We're addicted to these novelizations, and have dozens of them. They get their own section at Half-Price Books and it's rare for us not to walk out with at least on per trip. Today we salute these maligned creatures of literature.
Buffy, like Star Wars, suffers from a glut of bad books trying to keep alive something great that inarguably went to its final rest long ago. Really, between some of the novels they've put out and Joss Whedon's ridiculous excuse to live out sexual fantasies with his female stars in comic book form, we're almost to the point where we deny ever watching the show.
One bright spot for the books, though, was the entire last season condensed into a single, Atlas Shrugged-sized novel. The last season was nowhere near as good as the third or fifth ones, but it's a fair read that lays out much of the Buffyverse in clear, concise bits.
This is on here merely for having the balls to exist. The film where our childhood self fell head over heels hopelessly in love with Anna Chlumsky was actually based on a novel called Taste of Blackberries by Doris Buchanan Smith. Rather than just slapping the movie poster on the cover of the original book and saying, "The novel that inspired the hit movie," they actually had someone rewrite the damn thing to better match the film adaptation.
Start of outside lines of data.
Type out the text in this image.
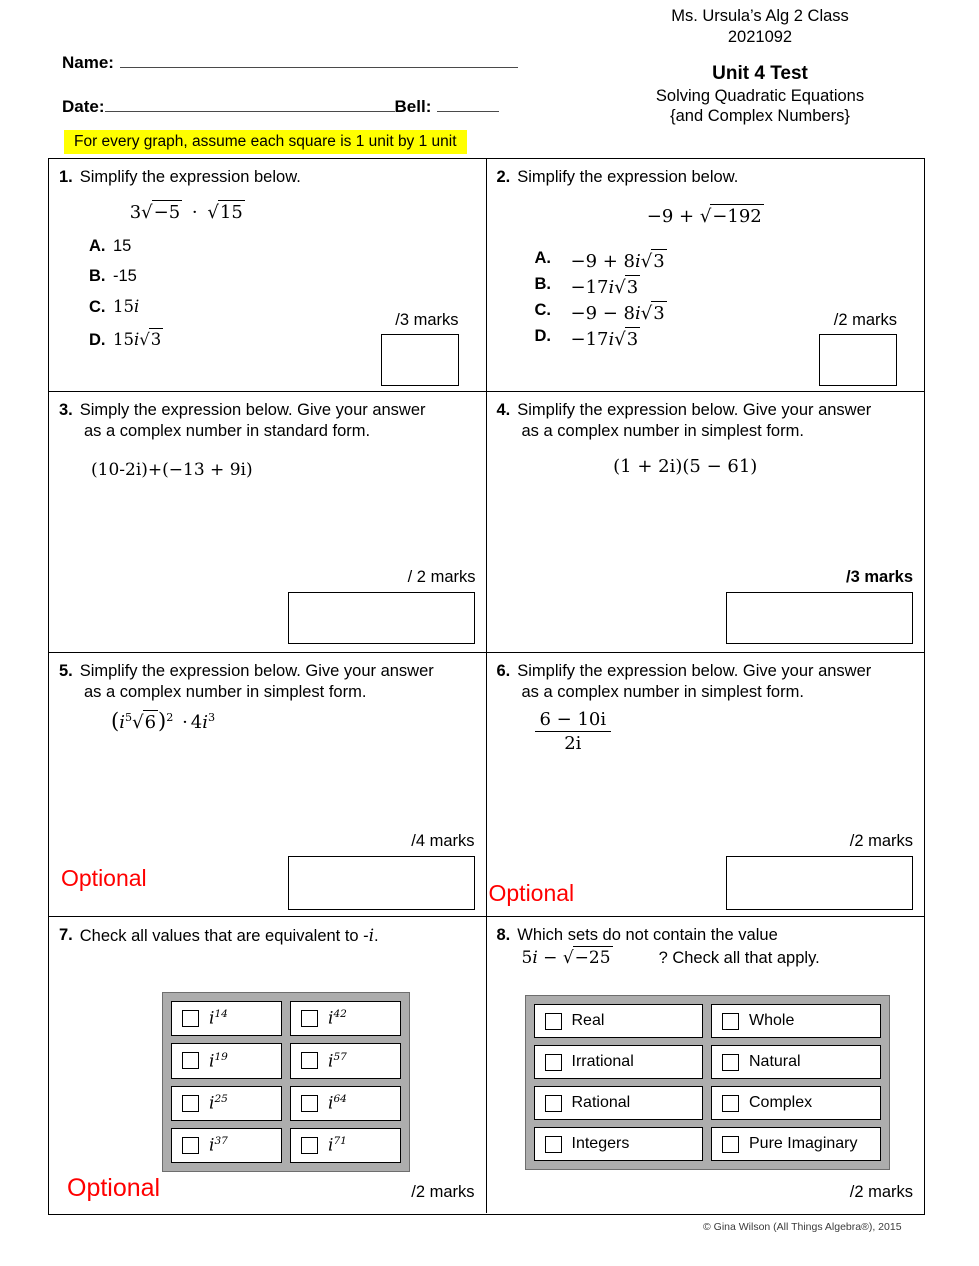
Ms. Ursula’s Alg 2 Class
2021092
Unit 4 Test
Solving Quadratic Equations
{and Complex Numbers}
Name:
Date:	Bell:
For every graph, assume each square is 1 unit by 1 unit
1. Simplify the expression below.
3 √ −5 · √ 15
A. 15
B. -15
C. 15i
D. 15i √ 3
/3 marks
2. Simplify the expression below.
−9 + √ −192
A.	−9 + 8i √ 3
B.	−17i √ 3
C.	−9 − 8i √ 3
D.	−17i √ 3
/2 marks
3. Simply the expression below. Give your answer
as a complex number in standard form.
(10-2i)+(−13 + 9i)
/ 2 marks
4. Simplify the expression below. Give your answer
as a complex number in simplest form.
(1 + 2i)(5 − 61)
/3 marks
5. Simplify the expression below. Give your answer
as a complex number in simplest form.
($i^5$ √ $6)^2 \cdot 4i^3$
/4 marks
Optional
6. Simplify the expression below. Give your answer
as a complex number in simplest form.
$\frac{6 - 10i}{2i}$
/2 marks
Optional
7. Check all values that are equivalent to -i.
$i^{14}$	$i^{42}$
$i^{19}$	$i^{57}$
$i^{25}$	$i^{64}$
$i^{37}$	$i^{71}$
Optional	/2 marks
8. Which sets do not contain the value
5i − √ −25	? Check all that apply.
Real	Whole
Irrational	Natural
Rational	Complex
Integers	Pure Imaginary
/2 marks
© Gina Wilson (All Things Algebra®), 2015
Also, a look at the Amazon comments reveals that apparently no one knows this was a movie.
On a similar note, brilliant sci-fi author Piers Anthony was given the job to adapt Total Recall to novel form. He does a really bang-up job, it's a perfectly wonderful adventure that bears the quality of his original work... but again, it was a movie already based on a book, the short story "We Can Remember it for You Wholesale" by Philip K. Dick. Our theory is that stuff like this happens because of some weird desire of Hollywood to deny that Philip K. Dick ever existed, but still make millions of dollars off his work.
Orca was panned as a film when it came out because people called it a rip-off of Jaws, which is a fair argument that doesn't bring up that Orca is still a pretty good nature-gone-mad scarefest. The weird thing is... not only is the novelization good, we think it's better than the book Jaws was based on. A lot of the stupid crap that they cut out of the film version of Jaws like the mafia connection and Ellen Brody boinking Hooper kind of bogs down the book. By contrast, Orca is a lightening fast pulp tale that has nothing but adventure and loads of blood.
When you think about the movie Gremlins for a second, it doesn't make any sense in the slightest. Nothing even remotely resembling an explanation for Mogwai or their evil mutated forms ever shows up in either film. If water was the main reproductive element for a species on a planet that is covered in the stuff, why aren't we neck deep in Gizmos?
Well, Gipe laid out the fact that the species was actually alien in origin, and even gave the reader insight into the Gremlin mindset with conversations between Gizmo and Stripe. We won't say it gives a lot of depth to the story, it's still just a little Christmas horror tale, but it does go to some lengths to rationalize something that is a solid ten on the Huh? scale.